Note that that fact that all of is largely complete nonsense and gibberish would be less of an impedence to getting pride of place and heavily covered by news media at such a conference than a lack of a suitable engineering degree is not at all depressing or a sad testimony to the full absorbance of NASA by a click-whoring news media.

[neowolf2.livejournal.com]

Except that for H-11B, calculations indicate that bremsstrahlung will exceed fusion power production if the plasma is quasi-neutral and in thermal equilibrium. H-11B might be made to work via inertial confinement fusion. But that requires compressions in the implosion by a factor of a 100,000 or so, much larger than for DT fusion.

http://en.wikipedia.org/wiki/Nuclear_fusion#Bremsstrahlung_losses_in_quasineutral.2C_isotropic_plasmas

(Some tricks might be able to suppress this, but they appear fairly heroic and not really compatible with a practical concept.)

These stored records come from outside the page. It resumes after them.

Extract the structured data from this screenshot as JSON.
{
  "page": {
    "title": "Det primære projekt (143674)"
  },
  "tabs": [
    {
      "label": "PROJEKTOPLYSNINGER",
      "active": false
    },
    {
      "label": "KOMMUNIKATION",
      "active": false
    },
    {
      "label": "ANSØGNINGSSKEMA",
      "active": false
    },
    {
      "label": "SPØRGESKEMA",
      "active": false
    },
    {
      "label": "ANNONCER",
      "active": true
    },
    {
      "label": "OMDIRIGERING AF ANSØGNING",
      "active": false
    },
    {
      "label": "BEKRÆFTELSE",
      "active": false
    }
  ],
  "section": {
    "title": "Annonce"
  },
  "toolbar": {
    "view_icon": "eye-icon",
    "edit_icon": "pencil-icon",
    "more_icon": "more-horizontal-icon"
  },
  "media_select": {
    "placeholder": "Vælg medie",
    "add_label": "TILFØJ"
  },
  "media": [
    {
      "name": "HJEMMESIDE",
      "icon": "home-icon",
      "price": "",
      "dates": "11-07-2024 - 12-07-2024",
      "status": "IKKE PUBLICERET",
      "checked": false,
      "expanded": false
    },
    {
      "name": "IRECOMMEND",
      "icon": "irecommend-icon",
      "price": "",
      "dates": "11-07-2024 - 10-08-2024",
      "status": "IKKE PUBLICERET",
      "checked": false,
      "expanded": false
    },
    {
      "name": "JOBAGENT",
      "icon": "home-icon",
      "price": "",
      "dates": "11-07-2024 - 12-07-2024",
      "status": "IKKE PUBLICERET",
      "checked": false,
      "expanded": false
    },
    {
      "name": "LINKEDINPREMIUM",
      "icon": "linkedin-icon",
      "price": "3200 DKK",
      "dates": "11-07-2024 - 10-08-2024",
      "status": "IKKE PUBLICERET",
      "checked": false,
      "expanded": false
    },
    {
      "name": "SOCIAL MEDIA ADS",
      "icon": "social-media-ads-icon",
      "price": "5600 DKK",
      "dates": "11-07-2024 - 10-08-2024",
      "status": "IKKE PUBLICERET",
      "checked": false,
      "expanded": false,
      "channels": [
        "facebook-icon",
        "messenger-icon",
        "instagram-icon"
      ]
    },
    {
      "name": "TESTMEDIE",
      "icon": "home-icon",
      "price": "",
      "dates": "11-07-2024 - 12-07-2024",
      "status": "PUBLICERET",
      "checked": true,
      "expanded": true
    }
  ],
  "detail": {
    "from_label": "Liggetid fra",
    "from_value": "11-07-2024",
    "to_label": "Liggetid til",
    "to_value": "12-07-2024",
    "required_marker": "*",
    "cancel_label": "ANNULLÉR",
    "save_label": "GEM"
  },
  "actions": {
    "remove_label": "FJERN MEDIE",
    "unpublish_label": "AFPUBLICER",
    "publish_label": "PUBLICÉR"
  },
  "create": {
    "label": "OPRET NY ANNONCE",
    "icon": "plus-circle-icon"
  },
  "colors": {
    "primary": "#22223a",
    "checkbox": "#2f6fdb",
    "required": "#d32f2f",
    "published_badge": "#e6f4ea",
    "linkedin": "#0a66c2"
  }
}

[fridgepunk.livejournal.com]

He-3 is hard to extract from the moon, can only be used as a fuel in a fusion reaction no one's made work as a power source yet, and the far easier fusion reactions, like D-T fusion which ITER will be investigating in a few years, will produce He-3 as a side product anyway (as indeed, can one produce He-3 from just letting tritium decay - and given that Tritium is abundant enough on earth to make it a good fuel for fusion reactors...).

Therefore Lunar He-3 is of course the GREATEST JUSTIFICATION FOR MANNED SPACE TRAVEL EVER IN THE HISTORY OF EVER, according to sf writers james has inflicted upon him in his job as a reviewer (Baxter is especially prone to using it for instance, among the many other reasons James has for disliking Baxter's work).

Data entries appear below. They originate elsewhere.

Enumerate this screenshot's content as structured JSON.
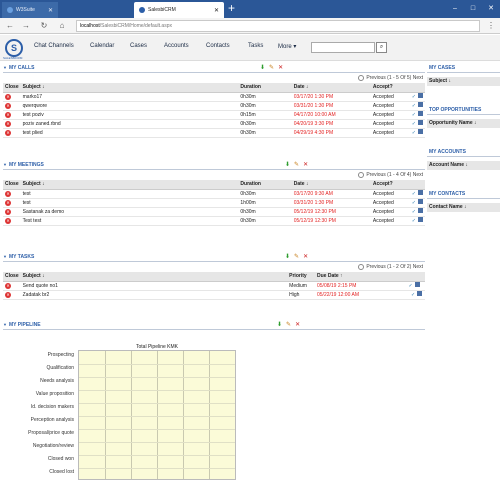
{
  "browser": {
    "tabs": [
      {
        "label": "W3Suite"
      },
      {
        "label": "SalesbiCRM"
      }
    ],
    "new_tab": "+",
    "url_host": "localhost",
    "url_path": "/SalesbiCRM/Home/default.aspx",
    "nav": {
      "back": "←",
      "forward": "→",
      "reload": "↻",
      "home": "⌂"
    },
    "window": {
      "minimize": "–",
      "maximize": "□",
      "close": "✕"
    },
    "menu": "⋮"
  },
  "app": {
    "logo_letter": "S",
    "logo_caption": "SALESBICRM",
    "nav_items": [
      "Chat Channels",
      "Calendar",
      "Cases",
      "Accounts",
      "Contacts",
      "Tasks",
      "More ▾"
    ],
    "search_button": "⌕"
  },
  "calls": {
    "title": "MY CALLS",
    "pager": "Previous (1 - 5 Of 5) Next",
    "columns": [
      "Close",
      "Subject ↓",
      "Duration",
      "Date ↓",
      "Accept?"
    ],
    "rows": [
      {
        "subject": "marko17",
        "duration": "0h30m",
        "date": "03/17/20 1:30 PM",
        "accept": "Accepted"
      },
      {
        "subject": "qwerqwore",
        "duration": "0h30m",
        "date": "03/31/20 1:30 PM",
        "accept": "Accepted"
      },
      {
        "subject": "test poziv",
        "duration": "0h15m",
        "date": "04/17/20 10:00 AM",
        "accept": "Accepted"
      },
      {
        "subject": "poziv zaned.rbnd",
        "duration": "0h30m",
        "date": "04/20/19 3:30 PM",
        "accept": "Accepted"
      },
      {
        "subject": "test plied",
        "duration": "0h30m",
        "date": "04/29/19 4:30 PM",
        "accept": "Accepted"
      }
    ]
  },
  "meetings": {
    "title": "MY MEETINGS",
    "pager": "Previous (1 - 4 Of 4) Next",
    "columns": [
      "Close",
      "Subject ↓",
      "Duration",
      "Date ↓",
      "Accept?"
    ],
    "rows": [
      {
        "subject": "test",
        "duration": "0h30m",
        "date": "03/17/20 9:30 AM",
        "accept": "Accepted"
      },
      {
        "subject": "test",
        "duration": "1h00m",
        "date": "03/31/20 1:30 PM",
        "accept": "Accepted"
      },
      {
        "subject": "Sastanak za demo",
        "duration": "0h30m",
        "date": "05/12/19 12:30 PM",
        "accept": "Accepted"
      },
      {
        "subject": "Test test",
        "duration": "0h30m",
        "date": "05/12/19 12:30 PM",
        "accept": "Accepted"
      }
    ]
  },
  "tasks": {
    "title": "MY TASKS",
    "pager": "Previous (1 - 2 Of 2) Next",
    "columns": [
      "Close",
      "Subject ↓",
      "Priority",
      "Due Date ↑"
    ],
    "rows": [
      {
        "subject": "Send quote no1",
        "priority": "Medium",
        "date": "05/08/19 2:15 PM"
      },
      {
        "subject": "Zadatak br2",
        "priority": "High",
        "date": "05/22/19 12:00 AM"
      }
    ]
  },
  "pipeline": {
    "title": "MY PIPELINE",
    "plot_title": "Total Pipeline KMK",
    "stages": [
      "Prospecting",
      "Qualification",
      "Needs analysis",
      "Value proposition",
      "Id. decision makers",
      "Perception analysis",
      "Proposal/price quote",
      "Negotiation/review",
      "Closed won",
      "Closed lost"
    ]
  },
  "right": {
    "cases": {
      "title": "MY CASES",
      "header": "Subject ↓"
    },
    "opps": {
      "title": "TOP OPPORTUNITIES",
      "header": "Opportunity Name ↓"
    },
    "accounts": {
      "title": "MY ACCOUNTS",
      "header": "Account Name ↓"
    },
    "contacts": {
      "title": "MY CONTACTS",
      "header": "Contact Name ↓"
    }
  },
  "colors": {
    "accent": "#2c5ea8",
    "overdue": "#e32222",
    "tabbar": "#2b5797",
    "plot_bg": "#fbfbd8"
  }
}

[fivemack.livejournal.com]

Tritium has a 4500-day half-life, so exists on Earth only as the result of substantial technological intervention; since you need it to make H-bombs go off, the substantial technological intervention occurred. You make it by irradiating lithium rods in conventional fission reactors (the rods replace conventional control rods); proposed fusion reactors have a lithium blanket which both makes more tritium and provides some neutron shielding.

Production rates at present aren't great - 1.2 grams per rod in an eighteen-month cycle, 240 rods in the reactor at any one time, so about half a pound per year.

[anton-p-nym.livejournal.com]

Tangential point; CANDU produced enough tritium as a by-product of its PHR operations to support light industrial use back when I was a student. (IIRC, they had a nice sideline in self-illuminating EXIT signs.)

-- Steve's google-fu is weak today, else he'd provide reference links above.

[timgueguen.livejournal.com]

Mining the Moon is dangerous. Just ask Steve Austin. He had to go to the Moon to stop a lunar mining expedition from destroying Earth. (As seen in the Six Million Dollar Man episodes "Dark Side of the Moon, Part One and Two" which feature a scientist who sounds bit like today's He3 fanboys.)

[mmcirvin.livejournal.com]

Just look at how overmining made the Klingons' moon explode.